After Kenya got her independence, golf and golf courses were seen as colonial relics, and some African leaders went out of their way to ‘eradicate’ these courses. The courses in Muranga, Meru, Embu and parts of the North Eastern Province disappeared during this purge.
Stories are told of a golf course in North Horr in Marsabit – I have seen no evidence of the same, but I have no doubt such a course once existed. The Kiambu course just barely survived and Nyeri lost 9-holes to the enemies of the sport. In more recent times, we have lost the course at Molo – famous for being perhaps the only golf course in the world where you could tee off in the Northern Hemisphere and hole out in the Southern Hemisphere across the Equator.

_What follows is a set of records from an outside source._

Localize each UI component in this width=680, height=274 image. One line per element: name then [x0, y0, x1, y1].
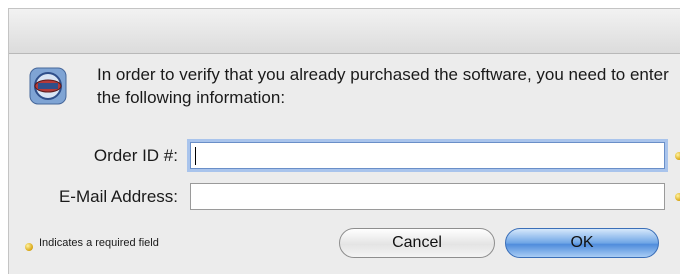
- ok-button[interactable]: OK: [505, 228, 659, 258]
- required-dot-icon: [675, 193, 680, 201]
- order-id-field[interactable]: [190, 142, 665, 169]
- email-field[interactable]: [190, 183, 665, 210]
- verification-dialog: In order to verify that you already purc…: [8, 8, 680, 274]
- window-titlebar[interactable]: [9, 9, 680, 54]
- required-field-legend: Indicates a required field: [39, 237, 159, 249]
- cancel-button[interactable]: Cancel: [339, 228, 495, 258]
- app-badge-icon: [29, 67, 67, 105]
- email-label: E-Mail Address:: [58, 187, 178, 206]
- required-dot-icon: [675, 152, 680, 160]
- order-id-label: Order ID #:: [93, 146, 178, 165]
- required-dot-icon: [25, 243, 33, 251]
- dialog-message: In order to verify that you already purc…: [97, 65, 669, 107]
- text-caret: [195, 147, 196, 165]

We have also lost the Makuyu course – more to legal wrangles between the membership and Kakuzi Ltd. The course at Magadi has also disappeared, perhaps golfers found the course a bit too salty for their liking? Across the country, many other smaller golf clubs are barely making ends meet and are in real danger of extinction.
Over the last decade, perhaps longer, I have made numerous attempts to piece together the history of Kenyan golf, and there should be a lot, unfortunately, information from individual golf clubs is scanty at best, as golfers we have done a poor job at documenting our history. The history of golf courses long gone, like those in Meru and Embu is literally non-existent; I have found no photos, not a paragraph on some of these courses. Their very existence remains only as fragments in the mind of aging locals.
This year, the Kenya Golf Union (KGU) celebrates 90-years of existence, making it the longest running sports union in Kenya. The KGU must be commended for keeping a ‘clean sheet’ in the sports arena that is more known for poor governance, mismanagement and political upheaval. The Kenya Open Golf Championship also celebrates its golden jubilee this year; again this is probably the longest running sports event in Kenya. And with a Sh65 million prize kitty in 2018, the Kenya Open is hands down the most lucrative sporting event in Kenya and East Africa.
The Royal Nairobi Golf Club celebrated 100-years of existence in 2006 and the Muthaiga Golf Club celebrated its 90th birthday in 2017. The Mombasa Golf Club was founded in 1911, making it 107 years old and the Kiambu Golf Club was established in 1916, making it 102 years old whilst Kitale Club was founded in 1924, making it 94 years old.
With this rich heritage and history, one would expect to find tonnes of historical material from Malindi to Kitale and from Muthaiga to Royal and Makuyu, but unfortunately, piecing together the history of golf in Kenya is a daunting task, one best left to perhaps an archaeologist.
I will continue to dig for the history of golf in Kenya, and I will publish what I find. I invite you to send me any information you may have as an individual and I challenge golf clubs to make it their duty to piece together their own history and to share the same with all of us.